L’élaboration proprement dite de l’œuvre commence le 24 septembre 1881, par la mise en place de la composition sur la toile tendue le jour même. Au cours de l’automne et de l’hiver, l’artiste fera poser plusieurs paysannes de Courrières pour les différentes figures, dont Catherine Bibi pour la jeune fille tricotant et Virginie Marmus pour celle qui se laisse courtiser par le jeune Breton. Pour les figures secondaires, il semble avoir travaillé seul (d’après des photos ? rien ne l’indique, mais ce n’est pas à écarter). Interrompu par un voyage à Paris d’une quinzaine de jours en novembre et par des travaux menés en alternance – dont le Portrait de ma nièce et diverses esquisses –, il termine le tableau à la mi-mars 1882.

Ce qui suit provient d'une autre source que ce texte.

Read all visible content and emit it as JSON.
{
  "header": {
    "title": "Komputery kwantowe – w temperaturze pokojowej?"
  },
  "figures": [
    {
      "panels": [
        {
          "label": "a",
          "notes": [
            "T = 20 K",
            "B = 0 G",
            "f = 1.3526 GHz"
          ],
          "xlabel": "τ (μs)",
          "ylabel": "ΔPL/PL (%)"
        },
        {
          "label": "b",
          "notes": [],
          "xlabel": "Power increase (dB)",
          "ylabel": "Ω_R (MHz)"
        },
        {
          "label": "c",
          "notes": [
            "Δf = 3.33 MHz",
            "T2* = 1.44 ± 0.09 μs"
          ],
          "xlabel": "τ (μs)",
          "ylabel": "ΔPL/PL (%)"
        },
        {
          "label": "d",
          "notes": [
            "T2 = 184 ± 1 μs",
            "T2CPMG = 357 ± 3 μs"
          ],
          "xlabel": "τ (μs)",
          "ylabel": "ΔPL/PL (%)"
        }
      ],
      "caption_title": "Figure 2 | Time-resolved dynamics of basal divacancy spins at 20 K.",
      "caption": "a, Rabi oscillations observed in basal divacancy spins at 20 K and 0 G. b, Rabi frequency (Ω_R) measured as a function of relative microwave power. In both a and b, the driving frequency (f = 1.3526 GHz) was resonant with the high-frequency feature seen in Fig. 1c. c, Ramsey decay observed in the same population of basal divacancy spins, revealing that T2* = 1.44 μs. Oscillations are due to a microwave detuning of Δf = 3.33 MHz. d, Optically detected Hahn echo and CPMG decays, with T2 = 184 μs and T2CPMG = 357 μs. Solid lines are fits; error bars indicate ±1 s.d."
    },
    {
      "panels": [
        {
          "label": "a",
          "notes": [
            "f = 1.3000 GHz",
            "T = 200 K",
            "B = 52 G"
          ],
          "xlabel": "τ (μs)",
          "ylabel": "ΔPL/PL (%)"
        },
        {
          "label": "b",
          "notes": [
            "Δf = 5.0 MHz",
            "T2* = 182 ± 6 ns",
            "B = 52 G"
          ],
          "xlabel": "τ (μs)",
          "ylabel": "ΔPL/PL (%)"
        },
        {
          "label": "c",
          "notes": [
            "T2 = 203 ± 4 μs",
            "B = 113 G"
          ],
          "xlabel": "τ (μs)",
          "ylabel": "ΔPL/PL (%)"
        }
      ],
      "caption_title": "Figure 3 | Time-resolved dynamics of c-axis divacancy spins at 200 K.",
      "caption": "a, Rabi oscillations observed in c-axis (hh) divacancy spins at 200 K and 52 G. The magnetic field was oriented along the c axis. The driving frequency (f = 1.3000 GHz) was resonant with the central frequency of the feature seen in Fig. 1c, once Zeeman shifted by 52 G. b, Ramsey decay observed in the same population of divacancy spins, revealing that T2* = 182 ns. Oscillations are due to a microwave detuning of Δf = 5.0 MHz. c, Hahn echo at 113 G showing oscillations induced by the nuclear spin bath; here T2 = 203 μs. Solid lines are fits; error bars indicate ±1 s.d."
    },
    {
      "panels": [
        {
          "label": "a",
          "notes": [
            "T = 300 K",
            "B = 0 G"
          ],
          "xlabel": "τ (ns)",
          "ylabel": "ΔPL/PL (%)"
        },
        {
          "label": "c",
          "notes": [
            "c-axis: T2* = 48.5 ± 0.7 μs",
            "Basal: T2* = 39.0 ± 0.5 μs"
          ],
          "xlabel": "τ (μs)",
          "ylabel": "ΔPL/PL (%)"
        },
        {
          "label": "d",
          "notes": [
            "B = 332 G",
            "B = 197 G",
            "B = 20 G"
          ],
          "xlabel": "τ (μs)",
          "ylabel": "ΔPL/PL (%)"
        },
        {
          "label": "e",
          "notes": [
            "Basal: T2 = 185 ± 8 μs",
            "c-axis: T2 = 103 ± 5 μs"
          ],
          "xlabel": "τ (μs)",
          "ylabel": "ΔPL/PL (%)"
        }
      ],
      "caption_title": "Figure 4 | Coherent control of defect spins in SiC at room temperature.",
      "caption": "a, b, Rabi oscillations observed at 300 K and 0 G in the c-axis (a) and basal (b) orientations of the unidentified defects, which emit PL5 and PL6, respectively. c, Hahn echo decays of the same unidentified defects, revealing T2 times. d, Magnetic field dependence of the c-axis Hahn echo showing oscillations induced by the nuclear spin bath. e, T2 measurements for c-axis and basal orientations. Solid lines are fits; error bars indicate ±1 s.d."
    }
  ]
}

Au vernissage du Salon, les jours suivants, le succès est considérable, non seulement d’après Élodie – Agenda de 1882 – mais aussi à la lecture de la presse de l’époque. Deux qualités maîtresses semblent avoir particulièrement touché le public et les critiques contemporains : tout d’abord la « simplicité » et l’« austérité » du sujet, d’autre part une justesse très particulière de l’interprétation de l’heure, dont se dégage un sentiment presque religieux. Th. Véron parle d’un « réalisme plein de poésie locale et de rêverie mystique » ; un journaliste de Quimper déclare : « ce paysage, on l’a traversé cent fois. Ces paysannes sont de celles que l’on peut rencontrer tous les jours, pas un arbre pour distraire le regard ; pas un coin de mer derrière les murailles lépreuses qui ferment l’horizon et semblent borner la vie elle-même… » ; de ces paysannes qui « … laissent sans doute traîner leur conversation nonchalante sur les détails du ménage ou sur la pêche du jour… ». (Le Finistère, Quimper, 31 mai 1882).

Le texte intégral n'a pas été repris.